Welcome to the 2025 workplace, where sighing could count as discrimination
One of Britain's biggest banks has ordered staff still cheekily working from home to turn up or face a cut in their pay. Actually, it's a slice of their HSBC bonuses that will be affected, so it's hard for the rest of us suckers to sympathise.
Besides, they only need to get dressed and turn up three days a week, which is still a huge skive. Or it would be, were it not for the fact that staff who have gone WFH -feral will be shocked to learn how office life has changed while they were shopping online and taking long naps with the cat.
For a start, sighing in frustration at a colleague is the latest human right to be infringed in the parallel universe that is the world of employment tribunals. Oh yes.
Those of you still baffled by the recent mahoosive payout to the NHS worker who, among other incidents, took umbrage at being compared to Darth Vader after colleagues filled in a larky online Star Wars personality test on her behalf, better take a deep breath. And asphyxiate yourselves – because if you are caught making 'exaggerated exhales' you too could be found guilty of discrimination. Nothing is as it once was. Eye-rolling has gone the way of the fax machine. Huffing (including but not limited to) puffing? Beyond the pale.
As for all the other once perfectly standard interactions between stressed, busy humans, all I can say is get yourself lawyered up before you even think of tutting over an unwashed coffee cup.
And, in case it passed you by, calling a man 'bald' is comparable to commenting on the size of a woman's breasts and amounts to sexual harassment, according to a West Yorkshire employment tribunal in 2022.
The ruling came in a case between electrician Tony Finn and his manufacturing firm employers. Speaking after the hearing, Mr Finn said he hoped the judgment would stop other men being 'verbally assaulted and intimidated because they are bald'.
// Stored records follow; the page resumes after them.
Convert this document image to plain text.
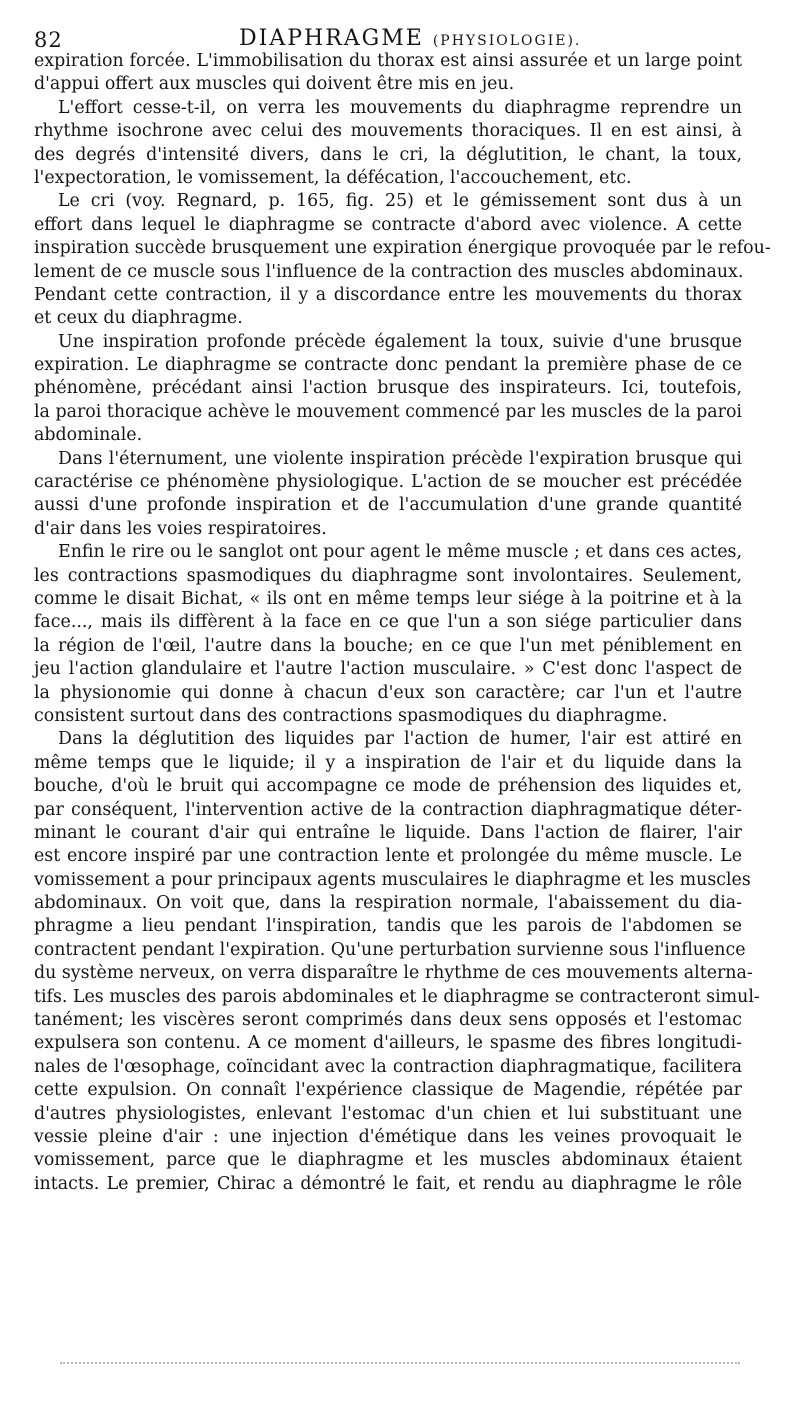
82	DIAPHRAGME (PHYSIOLOGIE).
expiration forcée. L'immobilisation du thorax est ainsi assurée et un large point
d'appui offert aux muscles qui doivent être mis en jeu.
L'effort cesse-t-il, on verra les mouvements du diaphragme reprendre un
rhythme isochrone avec celui des mouvements thoraciques. Il en est ainsi, à
des degrés d'intensité divers, dans le cri, la déglutition, le chant, la toux,
l'expectoration, le vomissement, la défécation, l'accouchement, etc.
Le cri (voy. Regnard, p. 165, fig. 25) et le gémissement sont dus à un
effort dans lequel le diaphragme se contracte d'abord avec violence. A cette
inspiration succède brusquement une expiration énergique provoquée par le refou-
lement de ce muscle sous l'influence de la contraction des muscles abdominaux.
Pendant cette contraction, il y a discordance entre les mouvements du thorax
et ceux du diaphragme.
Une inspiration profonde précède également la toux, suivie d'une brusque
expiration. Le diaphragme se contracte donc pendant la première phase de ce
phénomène, précédant ainsi l'action brusque des inspirateurs. Ici, toutefois,
la paroi thoracique achève le mouvement commencé par les muscles de la paroi
abdominale.
Dans l'éternument, une violente inspiration précède l'expiration brusque qui
caractérise ce phénomène physiologique. L'action de se moucher est précédée
aussi d'une profonde inspiration et de l'accumulation d'une grande quantité
d'air dans les voies respiratoires.
Enfin le rire ou le sanglot ont pour agent le même muscle ; et dans ces actes,
les contractions spasmodiques du diaphragme sont involontaires. Seulement,
comme le disait Bichat, « ils ont en même temps leur siége à la poitrine et à la
face..., mais ils diffèrent à la face en ce que l'un a son siége particulier dans
la région de l'œil, l'autre dans la bouche; en ce que l'un met péniblement en
jeu l'action glandulaire et l'autre l'action musculaire. » C'est donc l'aspect de
la physionomie qui donne à chacun d'eux son caractère; car l'un et l'autre
consistent surtout dans des contractions spasmodiques du diaphragme.
Dans la déglutition des liquides par l'action de humer, l'air est attiré en
même temps que le liquide; il y a inspiration de l'air et du liquide dans la
bouche, d'où le bruit qui accompagne ce mode de préhension des liquides et,
par conséquent, l'intervention active de la contraction diaphragmatique déter-
minant le courant d'air qui entraîne le liquide. Dans l'action de flairer, l'air
est encore inspiré par une contraction lente et prolongée du même muscle. Le
vomissement a pour principaux agents musculaires le diaphragme et les muscles
abdominaux. On voit que, dans la respiration normale, l'abaissement du dia-
phragme a lieu pendant l'inspiration, tandis que les parois de l'abdomen se
contractent pendant l'expiration. Qu'une perturbation survienne sous l'influence
du système nerveux, on verra disparaître le rhythme de ces mouvements alterna-
tifs. Les muscles des parois abdominales et le diaphragme se contracteront simul-
tanément; les viscères seront comprimés dans deux sens opposés et l'estomac
expulsera son contenu. A ce moment d'ailleurs, le spasme des fibres longitudi-
nales de l'œsophage, coïncidant avec la contraction diaphragmatique, facilitera
cette expulsion. On connaît l'expérience classique de Magendie, répétée par
d'autres physiologistes, enlevant l'estomac d'un chien et lui substituant une
vessie pleine d'air : une injection d'émétique dans les veines provoquait le
vomissement, parce que le diaphragme et les muscles abdominaux étaient
intacts. Le premier, Chirac a démontré le fait, et rendu au diaphragme le rôle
This new ruling about sighing came in the case of Robert Watson, a software engineer with ADHD who successfully sued a tech company after complaining about his manager's 'sighing and exaggerated exhales'.
He's now in line for compensation from Roke Manor Research, inventors of the Hawk-Eye ball tracking system – who, ironically, never saw that one coming.
What a difference a decade makes. Back in 2014, the University of Warwick was forced to reinstate a professor after his nine-month suspension for 'inappropriate sighing' in job interviews, and for giving off negative vibes and making ironic comments. Frankly, I think he sounds great.
Either way, a tribunal cleared him of the charges; I do hope he greeted the news with an exaggerated exhale.
Here in 2025, it's now a behavioural minefield. No thanks needed all you HSBC employees, just something to ponder before you try and cram your feet into proper shoes and struggle into work three whole days a week.
The cat doesn't care if you sigh, or call it bald. What price freedom?